On the heels of Nicole Kidman’s “Queen of the Desert,” Werner Herzog’s film about archaeologist, diplomat, and writer Gertrude Bell, comes the announcement of another biopic about a 19th-century British woman exploring the Middle East.
“The King’s Speech” producers have begun shaping Lady Hester Stanhope’s two years traveling in Europe and the Middle East and eventual settlement in current-day Lebanon into a film. Based on Kirsten Ellis’ biography “The Lady Who Went Too Far,” the project is currently in pre-production. The lead role has been offered to a “well-known” actress, but her name has been withheld.
“I’m delighted to see there’s been an upswing in the appetite for high-end quality drama that has female characters at the fore,” remarked producer Gareth Unwin.
Stanhope’s exploits were celebrated by writers and artists like George Eliot, James Joyce, Pablo Picasso and W.H. Auden.

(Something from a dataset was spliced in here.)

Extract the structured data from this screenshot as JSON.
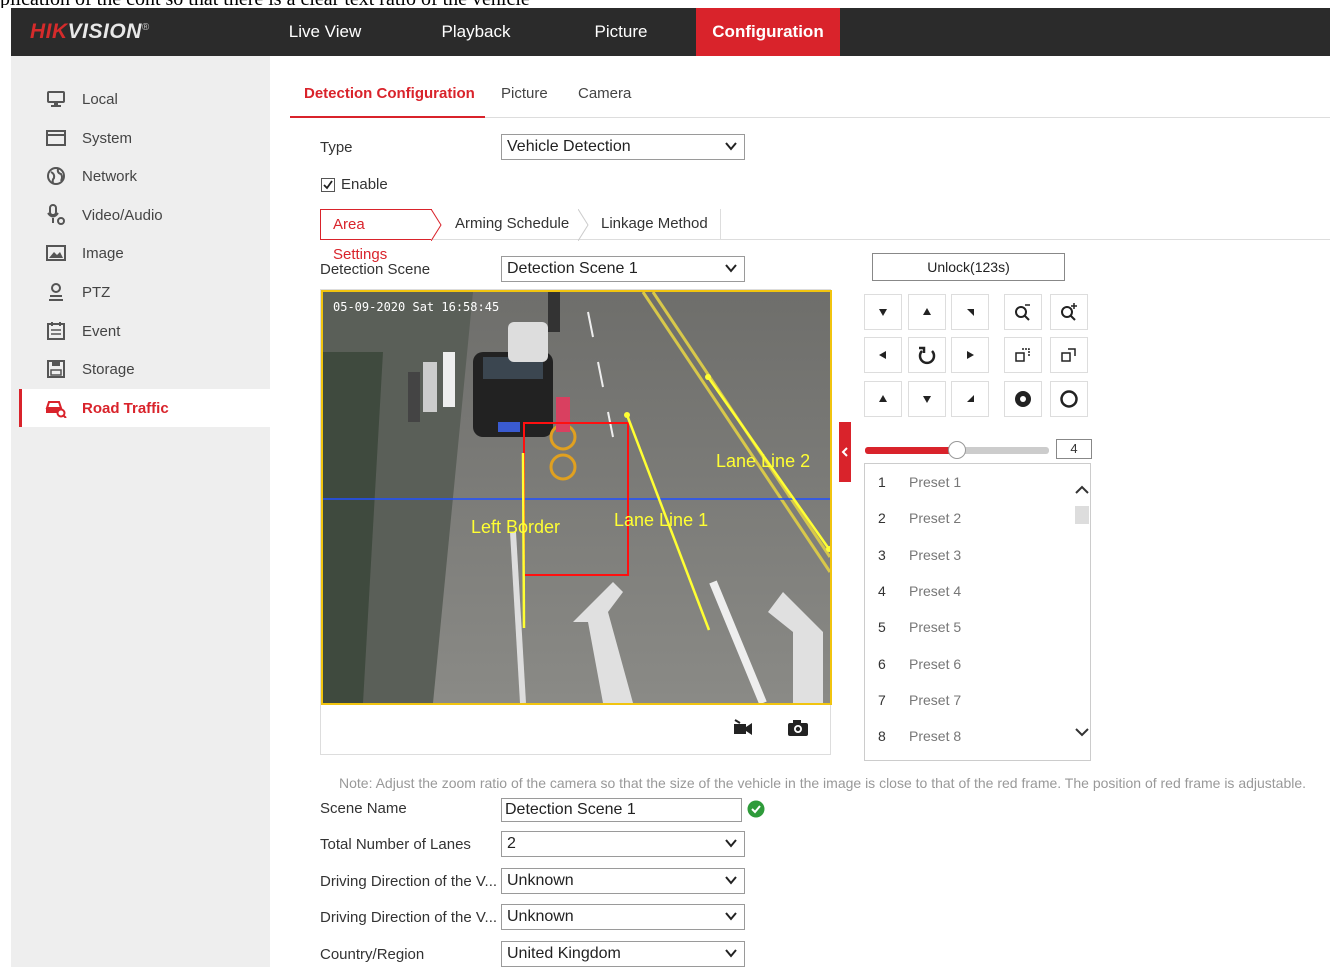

After a love affair gone awry, the aristocrat set sail in search of new experiences and freedoms from the limits of upper-class existence.
“The choices she made and her sensibility didn’t fit the mold for a heroine for the Georgian, Victorian or Edwardian eras; she was a strong, independent woman who refused to accept the constraints placed on her by society. It’s only now that her story feels so timely,” said screenwriter David Seidler, who will adapt Ellis’ book.
In her biography, Ellis recast Stanhope — often dismissed as a mere eccentric — as a woman of courage and determination who took on the mantle of powerbroker in the Middle East.